Bike commuting basics: Tips from a veteran
It’s not so hard to get started. Just in time for Sustainable Transportation Week, Michael McGoldrick shares some useful tips from his website gobiking.ca
- The shortest route to get downtown is rarely the best one for cycling to work. It will be well worth your while to add a kilometre or two to your route if it minimizes your exposure to heavy traffic, and increases the amount of time you’ll spend on paths, bicycle lanes, and quiet streets. You may want to do a little exploratory riding in the evening or on weekends to figure out your best options.
- Study the NCC and City of Ottawa bicycle maps to see what is possible in your neighbourhood. Also note that Google now includes bike paths (in dark green) and bike lanes (in light green) on its online maps for Ottawa and Gatineau.
What type of bike to ride
- When riding over relatively flat terrain for 10 to 15 kilometres, you should do fine with everything from hybrids to racing-type bikes.
- If you will be locking your bike outside on the street, you’ll want to ensure that it doesn’t become a target for bicycle thieves (i.e. one that’s not too expensive).
Where to park your bike
- If you’re lucky, your employer may provide a “bicycle room” where employees can securely store their bikes for free.
- The large majority of us will have to lock our bikes at street level, perhaps at one of the many large capacity bicycle racks in downtown Ottawa (including the north side of the Place Bell on Elgin, the corner of Sparks & Bank, the northeast corner of Slater & Kent, and next to City Hall).
- Although there are no guarantees, there are two basic precautions to help keep your bike from being stolen.

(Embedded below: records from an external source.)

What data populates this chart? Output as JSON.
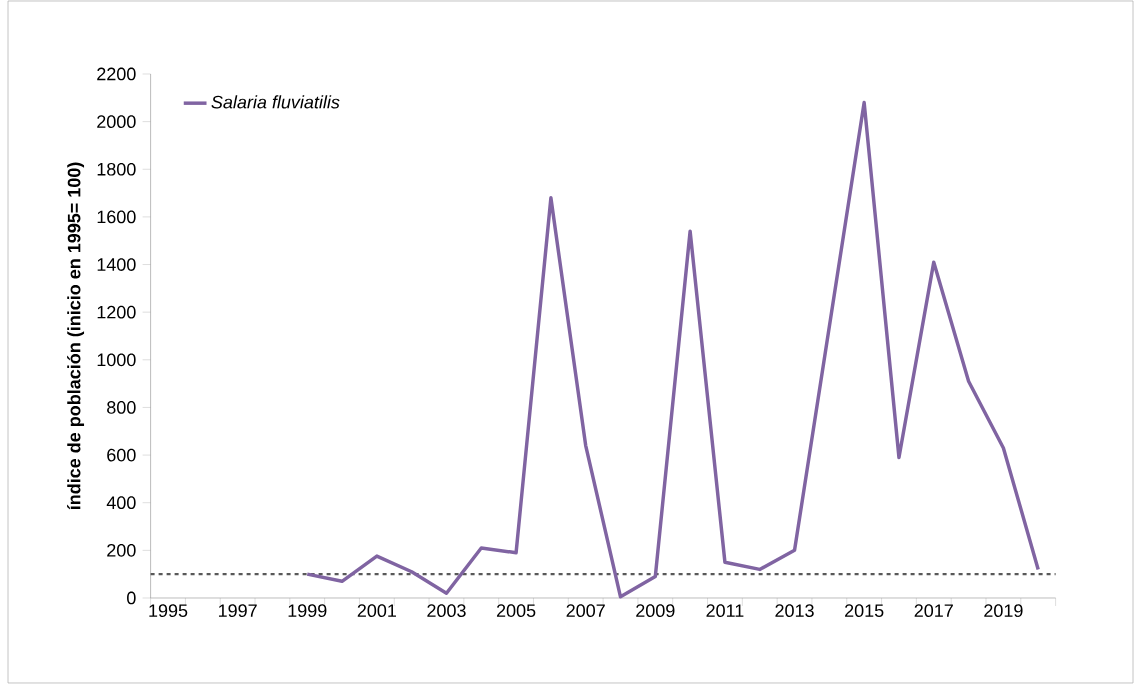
{
  "chart_data": {
    "type": "line",
    "ylabel": "índice de población (inicio en 1995= 100)",
    "categories": [
      "1995",
      null,
      "1997",
      null,
      "1999",
      null,
      "2001",
      null,
      "2003",
      null,
      "2005",
      null,
      "2007",
      null,
      "2009",
      null,
      "2011",
      null,
      "2013",
      null,
      "2015",
      null,
      "2017",
      null,
      "2019",
      null
    ],
    "series": [
      {
        "name": "Salaria fluviatilis",
        "color": "#8064a2",
        "values": [
          null,
          null,
          null,
          null,
          100,
          70,
          176,
          110,
          20,
          210,
          190,
          1680,
          640,
          5,
          90,
          1540,
          150,
          120,
          200,
          1140,
          2080,
          590,
          1410,
          910,
          630,
          120
        ]
      }
    ],
    "ylim": [
      0,
      2200
    ],
    "yticks": [
      0,
      200,
      400,
      600,
      800,
      1000,
      1200,
      1400,
      1600,
      1800,
      2000,
      2200
    ],
    "ref_lines": [
      {
        "axis": "y",
        "value": 100,
        "color": "#595959",
        "line_style": "dashed"
      }
    ],
    "legend": "top left",
    "grid": false,
    "marker": "none",
    "line_style": "solid"
  }
}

First, choose a bike with a colour that blends into the background; second, adopt a good protocol for locking your bicycle.

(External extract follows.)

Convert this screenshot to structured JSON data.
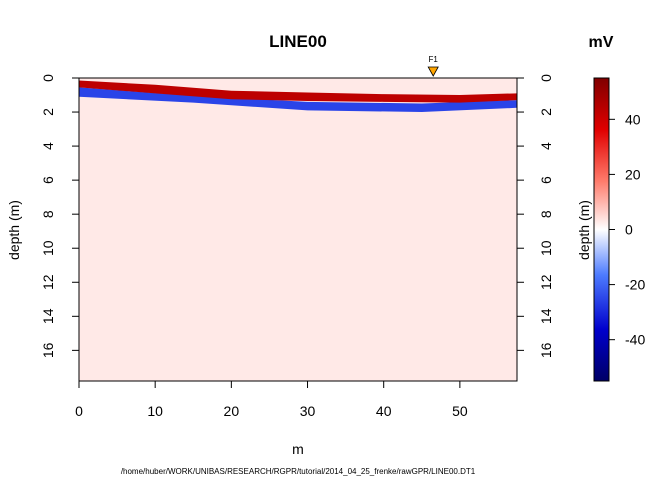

- Lock both your bike’s frame and rear wheel to a solid metal bar or post. Use a good quality U-lock (preferably one where the key is inserted perpendicular to the locking cylinder as opposed to the less robust models where the key is inserted at the end of the cylinder).
- If your front wheel or seat is equipped with a quick release mechanism you may also want to secure these to the U-lock using a cable.
Showering and sweat management
- For the minority of bicycle commuters, a sweaty ride isn’t a problem if your work provides employees with shower facilities and locker rooms.
- For the rest of us, if it’s a particularly warm morning, take a little extra time, go a little slower, and pedal at a speed just below your “sweat threshold”. Once you get to the office, changing from cycling clothes into regular street clothes will do a lot to keep you fresh. Also, it never hurts to keep deodorant and a small towel at the office.
Clothes for cycling and work
- You could always splurge on expensive bike clothes, but you’ll also do fine with casual sportswear made of synthetic material. Such material is breathable and good at wicking moisture away from your body. In terms of office wear, you’ll have to devise a system for bringing them home to wash or use a dry cleaning service.
- For heavy documents: the general rule is that the bike should carry the load, and not the rider. This means installing a rear rack on which you can attach various types of bags, such as pannier-type bags or even cycling briefcases.
- For rainy days: you may find that it’s worth equipping your bike with inexpensive lightweight plastic fenders.
- For dark nights: it’s always a good idea to carry a set of front and rear LED lights for increased visibility.
- The frequency of bicycle maintenance depends on its use. Expect to change the chain and rear tire once a year. The bike will also require a major overall maintenance every two to three years.
- The most important thing you can do to maintain a bike is keep everything clean (especially the chain and gears), made easier with an inexpensive chain scrubbing device and a biodegradable degreaser.